UFCW Members Efforts Help Stall Liquor Privatization in Pennsylvania

Lobbying efforts and political mobilization by members of UFCW Locals 23 and 1776 helped stop liquor privatization in P.A.

Lobbying efforts and political mobilization by members of UFCW Locals 23 and 1776 helped stop liquor privatization in P.A.

Over the past two and a half years, UFCW Locals 23 and 1776 in Pennsylvania have been fighting back against efforts to privatize state liquor stores. This past week, both locals were able to secure a victory when the Pennsylvania Senate failed to move the liquor privatization bill forward. This means that over 3,500 UFCW members will keep their jobs.

According to Wendell Young, President of UFCW Local 1776, success was due in large part to coordination across both locals and other groups within Pennsylvania.

“Everyone acted in unison. It was a great effort with Local 23. We absolutely worked as one unit on this. This was the largest member mobilization ever. The ability for everyone to become easily and actively involved was the key to success. If there was one thing that made the difference, it’s our members. They were our greatest strength.”
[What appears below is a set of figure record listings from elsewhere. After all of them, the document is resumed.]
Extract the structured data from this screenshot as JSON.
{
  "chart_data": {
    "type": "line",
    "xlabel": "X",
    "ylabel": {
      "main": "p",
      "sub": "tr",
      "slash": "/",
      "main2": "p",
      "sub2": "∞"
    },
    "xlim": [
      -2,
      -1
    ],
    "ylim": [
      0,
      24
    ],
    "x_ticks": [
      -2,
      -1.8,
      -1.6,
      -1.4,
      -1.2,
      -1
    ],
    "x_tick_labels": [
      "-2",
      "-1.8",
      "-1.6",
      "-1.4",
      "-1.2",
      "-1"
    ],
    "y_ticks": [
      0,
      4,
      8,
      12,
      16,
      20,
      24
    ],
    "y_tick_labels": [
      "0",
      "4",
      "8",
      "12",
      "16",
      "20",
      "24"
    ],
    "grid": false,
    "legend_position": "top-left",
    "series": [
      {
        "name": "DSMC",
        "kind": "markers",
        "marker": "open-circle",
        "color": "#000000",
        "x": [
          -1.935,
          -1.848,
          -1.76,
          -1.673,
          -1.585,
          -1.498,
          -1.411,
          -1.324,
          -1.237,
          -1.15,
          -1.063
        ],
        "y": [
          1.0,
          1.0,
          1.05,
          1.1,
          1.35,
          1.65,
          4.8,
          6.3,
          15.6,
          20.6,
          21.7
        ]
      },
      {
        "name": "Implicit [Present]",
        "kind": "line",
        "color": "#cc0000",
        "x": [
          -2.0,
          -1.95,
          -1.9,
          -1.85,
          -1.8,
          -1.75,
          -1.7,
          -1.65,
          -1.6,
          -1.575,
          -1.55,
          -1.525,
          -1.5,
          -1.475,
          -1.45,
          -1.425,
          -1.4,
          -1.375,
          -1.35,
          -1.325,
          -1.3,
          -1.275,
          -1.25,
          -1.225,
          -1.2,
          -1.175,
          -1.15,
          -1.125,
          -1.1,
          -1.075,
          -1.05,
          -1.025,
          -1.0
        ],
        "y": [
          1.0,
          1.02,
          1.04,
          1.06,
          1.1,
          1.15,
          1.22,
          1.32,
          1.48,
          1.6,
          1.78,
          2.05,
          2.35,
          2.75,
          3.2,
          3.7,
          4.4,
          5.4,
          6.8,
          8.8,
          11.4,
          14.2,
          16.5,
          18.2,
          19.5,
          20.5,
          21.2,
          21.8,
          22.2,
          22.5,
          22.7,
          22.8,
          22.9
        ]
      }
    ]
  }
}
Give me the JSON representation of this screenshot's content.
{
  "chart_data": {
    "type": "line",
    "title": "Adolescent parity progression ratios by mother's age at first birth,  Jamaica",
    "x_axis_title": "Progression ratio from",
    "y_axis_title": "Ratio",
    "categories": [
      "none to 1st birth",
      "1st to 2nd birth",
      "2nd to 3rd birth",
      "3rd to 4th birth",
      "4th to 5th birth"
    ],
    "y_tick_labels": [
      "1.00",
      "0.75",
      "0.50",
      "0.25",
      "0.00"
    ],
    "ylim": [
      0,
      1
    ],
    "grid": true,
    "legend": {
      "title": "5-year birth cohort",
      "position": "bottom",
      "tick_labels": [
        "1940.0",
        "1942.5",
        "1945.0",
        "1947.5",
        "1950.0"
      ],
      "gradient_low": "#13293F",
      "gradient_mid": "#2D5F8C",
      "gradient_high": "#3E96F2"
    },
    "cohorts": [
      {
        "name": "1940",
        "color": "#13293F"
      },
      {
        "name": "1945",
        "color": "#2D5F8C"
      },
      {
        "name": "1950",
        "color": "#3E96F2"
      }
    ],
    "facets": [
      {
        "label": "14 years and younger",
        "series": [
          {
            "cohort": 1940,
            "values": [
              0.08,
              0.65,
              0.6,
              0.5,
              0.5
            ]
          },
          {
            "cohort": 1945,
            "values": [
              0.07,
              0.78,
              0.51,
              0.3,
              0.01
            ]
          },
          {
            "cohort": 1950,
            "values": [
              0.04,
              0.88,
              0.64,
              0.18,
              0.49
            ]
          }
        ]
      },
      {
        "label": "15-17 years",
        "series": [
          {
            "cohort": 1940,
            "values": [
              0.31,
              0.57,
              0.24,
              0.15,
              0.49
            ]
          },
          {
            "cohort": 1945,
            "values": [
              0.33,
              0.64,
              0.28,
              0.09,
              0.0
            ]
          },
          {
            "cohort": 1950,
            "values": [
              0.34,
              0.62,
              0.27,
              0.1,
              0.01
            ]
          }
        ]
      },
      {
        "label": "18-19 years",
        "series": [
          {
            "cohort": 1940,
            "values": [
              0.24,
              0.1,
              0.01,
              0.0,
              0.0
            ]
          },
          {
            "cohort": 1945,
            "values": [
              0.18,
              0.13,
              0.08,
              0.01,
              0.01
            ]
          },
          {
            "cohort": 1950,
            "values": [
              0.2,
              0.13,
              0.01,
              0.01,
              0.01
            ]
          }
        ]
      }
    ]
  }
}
UFCW members lobbied at the Capitol in Harrisburg every single day during the session. Some often drove hours across Pennsylvania, arriving with spouses, children, and neighbors to help convince legislators that liquor privatization was the wrong direction for the commonwealth.

UFCW Local 1776 member Rob Peters, a Wine Specialist and Shop Steward in the Ardmore, Pa., PA Wine & Spirits store said, “Our stores generate more than $700 million a year for the state treasury. UFCW members keep alcohol out of the hands of minors and visibly intoxicated people. We take pride in our jobs.”

In addition to lobbying, members from UFCW Locals 23 and 1776 wrote letters to the editor, called in to TV shows, and held multiple strategy sessions every week. All of this helped to educate and re-educate members about the issue and guarantee that the debate stayed visible to the public.

To help financially support their campaign, members donated an extra $5 per paycheck to help put together a multi-million dollar fund. This went towards producing advertisements and hiring lobbyists to help make their case to state legislators.

As the session came to a close last week, the effort to privatize the liquor industry faced bipartisan opposition. The ability for the UFCW to gain support from both Democrats and Republicans underscored the success and effectiveness of their messaging and mobilization campaign.

Liquor privatization efforts are expected to resume in the fall legislative session but members are ready and optimistic to continue the fight.